PANet:基于金字塔注意力网络的图像超分辨率重建
[!] 为了提高代码的可读性,本文模型的具体实现与原文具有一定区别,因此会造成性能上的差异
1.相关资料
2.简介
- PANet(Pyramid Attention with Simple Network Backbones)是一种基于图像恢复金字塔注意力模块的图像修复模型,它能够从多尺度特征金字塔种提取到长距离与短距离的特征关系。
- 受降采样能够有效减少压缩伪影等图像噪声的启发,作者所提出的金字塔利用不同采样倍数的特征图来相互传递注意力信号,以更灵活的方式来借用不同特征尺寸之间的“干净”信息。
- 作者只在一个简单的前馈链接网络中加入了一个金字塔注意力模块,就在绝大多数图像修复任务中达到了SOTA。(这样看来模块确实牛逼)
3.模型结构
直接上图
- 图上面部分就是传说中的金字塔注意力模块,图下面部分就是PANet的结构(这个结构和SRResNet怪像的,可以参考我的相关文章:SRResNet和SRGAN)
- 金字塔注意力模块的结构分为两个部分:金字塔采样环节和S-A Attention。金字塔采样环节就是简单的降采样处理,根据源代码来看,作者使用的是双二次下采样的方法。

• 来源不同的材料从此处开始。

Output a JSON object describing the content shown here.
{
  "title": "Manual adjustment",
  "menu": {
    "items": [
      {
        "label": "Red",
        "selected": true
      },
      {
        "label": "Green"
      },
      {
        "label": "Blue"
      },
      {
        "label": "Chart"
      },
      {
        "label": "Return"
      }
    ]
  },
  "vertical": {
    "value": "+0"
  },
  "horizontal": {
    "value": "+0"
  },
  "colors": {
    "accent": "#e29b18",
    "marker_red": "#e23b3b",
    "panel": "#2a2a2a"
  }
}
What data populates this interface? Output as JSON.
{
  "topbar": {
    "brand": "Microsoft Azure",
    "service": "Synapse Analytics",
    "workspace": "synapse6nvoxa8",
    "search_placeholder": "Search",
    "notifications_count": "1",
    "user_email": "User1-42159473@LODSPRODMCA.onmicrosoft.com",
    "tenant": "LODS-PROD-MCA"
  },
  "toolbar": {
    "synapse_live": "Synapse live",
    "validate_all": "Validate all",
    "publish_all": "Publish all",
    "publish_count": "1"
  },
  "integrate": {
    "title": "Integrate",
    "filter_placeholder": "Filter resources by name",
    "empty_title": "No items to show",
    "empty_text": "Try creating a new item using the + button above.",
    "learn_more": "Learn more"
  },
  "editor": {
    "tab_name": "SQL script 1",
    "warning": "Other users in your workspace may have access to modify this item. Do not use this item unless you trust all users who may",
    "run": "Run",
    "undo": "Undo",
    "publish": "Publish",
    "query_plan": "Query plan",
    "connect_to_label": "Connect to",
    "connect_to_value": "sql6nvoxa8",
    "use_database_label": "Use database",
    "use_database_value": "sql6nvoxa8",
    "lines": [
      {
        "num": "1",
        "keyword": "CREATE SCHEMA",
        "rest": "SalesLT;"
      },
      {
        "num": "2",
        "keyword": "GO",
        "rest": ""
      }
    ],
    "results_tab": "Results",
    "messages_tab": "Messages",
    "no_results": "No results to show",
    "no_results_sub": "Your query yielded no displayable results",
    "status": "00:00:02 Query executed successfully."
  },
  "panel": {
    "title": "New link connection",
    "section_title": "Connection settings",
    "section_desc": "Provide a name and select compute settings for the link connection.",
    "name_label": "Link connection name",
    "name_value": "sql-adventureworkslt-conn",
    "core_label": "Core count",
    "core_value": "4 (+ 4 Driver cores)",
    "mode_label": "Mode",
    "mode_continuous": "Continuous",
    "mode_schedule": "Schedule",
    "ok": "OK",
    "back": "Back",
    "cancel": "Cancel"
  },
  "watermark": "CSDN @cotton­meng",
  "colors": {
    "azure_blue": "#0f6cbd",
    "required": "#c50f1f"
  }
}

- S-A Attention的结构参考了NLP中最经典的注意力机制结构,即构建了Q,K,V三种特征图来捕获图像在不同尺寸中的信息。与其他注意力机制不同的是,S-A Attention将注意力机制中的按元素相乘环节改成将Q和K特征图作为卷积核(即图中浅蓝色特征层出来的两个特征图)来与V特征图进行卷积/反卷积操作。
4.项目实践
在这里我会一步一步教大家做一个能够成功运行的PANet,完整的代码也会很快推出。
4.1 准备工作
-
笔者使用的工作环境如下所示: 系统:Windows 10
CPU:Intel Core i9-10850K
GPU:GeForce RTX 3090
-
实现代码所需要准备的库为: Pytorch
OpenCV
Numpy
Torchvision
-
本文使用的是COCO 2017数据集,其中包含了123,403张照片,大家可以根据自己的需要来使用自己的数据集。
4.2 具体实现
为了方便阅读,部分代码已标注中文注释,而且全部放进了一个代码文件中
- 完整版代码支持重新打开代码自动恢复到上次训练的功能,只需要关注笔者即可获得:传送门
4.2.1 导入项目所需库
import torch
import torch.nn as nn
import torch.nn.functional as F
from torch.utils.data import DataLoader,Dataset,SubsetRandomSampler
import torch.optim as optim
from torchvision import utils as vutils
from torchvision.utils import save_image
import os
import cv2
import random as ra
import numpy as np
import math
4.2.2 构建数据集
class PreprocessDataset(Dataset):
def __init__(self,path,size = 96):
super().__init__()
self.size = size
self.allImgs = list()
for root,dirs,files in os.walk(path):
self.allImgs = [os.path.join(root,file) for file in files]
def __len__(self):
return len(self.allImgs)
def __getitem__(self,index):
img = self.allImgs[index]
img = cv2.imread(img)
img = cv2.cvtColor(img,cv2.COLOR_BGR2RGB)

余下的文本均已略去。